Elle est pire, dans un sens : elle est symbolique. La violence en
soi peut être parfaitement banale et inoffensive. Seule la violence
symbolique est génératrice de singularité. (...) C’est notre théâtre
de la cruauté à nous, le seul qui nous reste - extraordinaire en ceci
qu’il réunit le plus haut point du spectaculaire et le plus haut
point du défi. (...) Au point que l’idée de liberté, idée neuve et
récente, est déjà en train de s’effacer des mœurs et des consciences, et que la mondialisation libérale est en
train de se réaliser sous la forme exactement inverse : celle d’une
mondialisation policière, d’un contrôle total, d’une terreur sécuritaire »
[36].
Les analyses de Pierre Legendre suivent une orientation comparable dès
lors que les universaux juridiques lui semblent en partie déliés des
formes concrètes de la vie sociale et des préférences individuelles[37].
La question est donc de savoir si les hypothèses humanistes peuvent
rendre compte, non pas des sentiments justement révoltés de ceux qui
sont témoins des violences, mais les tendances à l’œuvre dans une
société mondiale si fortement imprégnée de logiques d’intérêts
à court terme et de rapports de force. Si les principes de justice
semblent biaisés et trop fortement accommodés aux intérêts
dominants, les motifs pour
soutenir les institutions qui prennent en charge la mondialisation
peuvent paraître fragiles. La
société « mondialisée » est donc plus que jamais une société
du risque : risques assumés et « assurés »
collectivement, même si la contrepartie en est la solitude et le face
à face angoissant de chacun avec lui-même, si difficile à vivre pour
ceux qui n’ont pas connu cette expérience dès leur prime jeunesse,
au point qu’il puisse en effet sembler qu’un tel mode de vie soit
par principe incompatible avec une quelconque intégrité personnelle.
De fait, la plupart des personnes vivant sous un tel régime doivent
constamment lutter pour maintenir un minimum de la solidarité
communautaire qui semble aller de soi dans la plupart des sociétés
traditionnelles. Là encore, il peut sembler que le multiculturalisme,
par l’appel qu’il lance aux modes variés de l’intégration
individuelle au sein de milieux sociaux divers, repère à juste titre
l’une des préoccupations centrales d’un monde marqué par la
toute-puissance des systèmes financiers : celle de disposer d’un
ensemble de références d’intégration. Cette recherche atteste donc
moins d’un particularisme identitaire que de l’intuition générale
du coût que fait peser sur les individus le caractère universel des
systèmes de transactions qui réduisent chacun à ne s’identifier
qu’à la place que lui assigne très provisoirement le système
productif.
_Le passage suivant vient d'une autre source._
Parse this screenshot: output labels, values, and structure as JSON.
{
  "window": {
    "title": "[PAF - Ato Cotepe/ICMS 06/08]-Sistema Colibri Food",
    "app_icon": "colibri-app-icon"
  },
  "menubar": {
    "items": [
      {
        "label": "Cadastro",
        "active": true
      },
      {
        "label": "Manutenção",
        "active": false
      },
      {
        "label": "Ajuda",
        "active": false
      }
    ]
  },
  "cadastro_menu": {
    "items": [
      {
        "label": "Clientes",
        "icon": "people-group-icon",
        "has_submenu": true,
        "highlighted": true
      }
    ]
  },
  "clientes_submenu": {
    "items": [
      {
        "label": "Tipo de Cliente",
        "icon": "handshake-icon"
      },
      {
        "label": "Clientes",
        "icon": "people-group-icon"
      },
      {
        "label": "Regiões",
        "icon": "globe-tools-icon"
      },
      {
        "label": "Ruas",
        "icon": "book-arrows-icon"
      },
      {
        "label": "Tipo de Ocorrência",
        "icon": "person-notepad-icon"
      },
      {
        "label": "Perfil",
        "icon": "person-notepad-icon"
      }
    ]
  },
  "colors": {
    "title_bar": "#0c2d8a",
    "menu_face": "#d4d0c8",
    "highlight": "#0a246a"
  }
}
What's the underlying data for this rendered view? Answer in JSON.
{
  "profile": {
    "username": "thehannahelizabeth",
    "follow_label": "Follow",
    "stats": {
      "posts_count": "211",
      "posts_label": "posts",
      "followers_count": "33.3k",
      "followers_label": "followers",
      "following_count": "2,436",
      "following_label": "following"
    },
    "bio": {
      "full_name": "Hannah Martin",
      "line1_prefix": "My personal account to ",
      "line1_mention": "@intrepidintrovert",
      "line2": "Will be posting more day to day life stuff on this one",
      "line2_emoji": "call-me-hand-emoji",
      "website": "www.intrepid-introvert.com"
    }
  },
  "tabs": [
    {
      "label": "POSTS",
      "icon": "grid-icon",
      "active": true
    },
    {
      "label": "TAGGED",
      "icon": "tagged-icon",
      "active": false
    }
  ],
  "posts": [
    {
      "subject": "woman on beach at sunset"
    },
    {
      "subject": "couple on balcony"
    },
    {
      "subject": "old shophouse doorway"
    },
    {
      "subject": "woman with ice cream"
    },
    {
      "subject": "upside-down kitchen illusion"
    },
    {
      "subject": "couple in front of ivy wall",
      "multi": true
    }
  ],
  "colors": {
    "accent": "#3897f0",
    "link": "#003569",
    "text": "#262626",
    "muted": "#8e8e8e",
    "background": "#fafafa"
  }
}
Les
calculs à court terme s’effacent devant cette perspective, qui
faisait dire à Jeremy Rifkin avant le sommet de Gênes que « Nous
assistons en ce moment aux premiers signes d’une vaste réaction
culturelle contre la mondialisation, qui produira sans doute des effets
aussi significatifs et aussi lourds de conséquences pour l’avenir que
les mouvements révolutionnaires favorables à la démocratie politique
et au capitalisme de marché de la fin du XVIII
ème siècle (...) La
culture est en effet la source de toute norme de comportement ; or
ce sont ces normes qui créent le climat de confiance dans lequel le
commerce et les échanges peuvent avoir lieu. Quand la sphère
commerciale commence à dévorer la sphère culturelle, elle met donc en
péril les fondations sociales surs lesquelles repose son existence. La
France soutient cet argument depuis vingt ans ; le reste du monde
semble toute juste commencer à s’intéresser au point de vue français.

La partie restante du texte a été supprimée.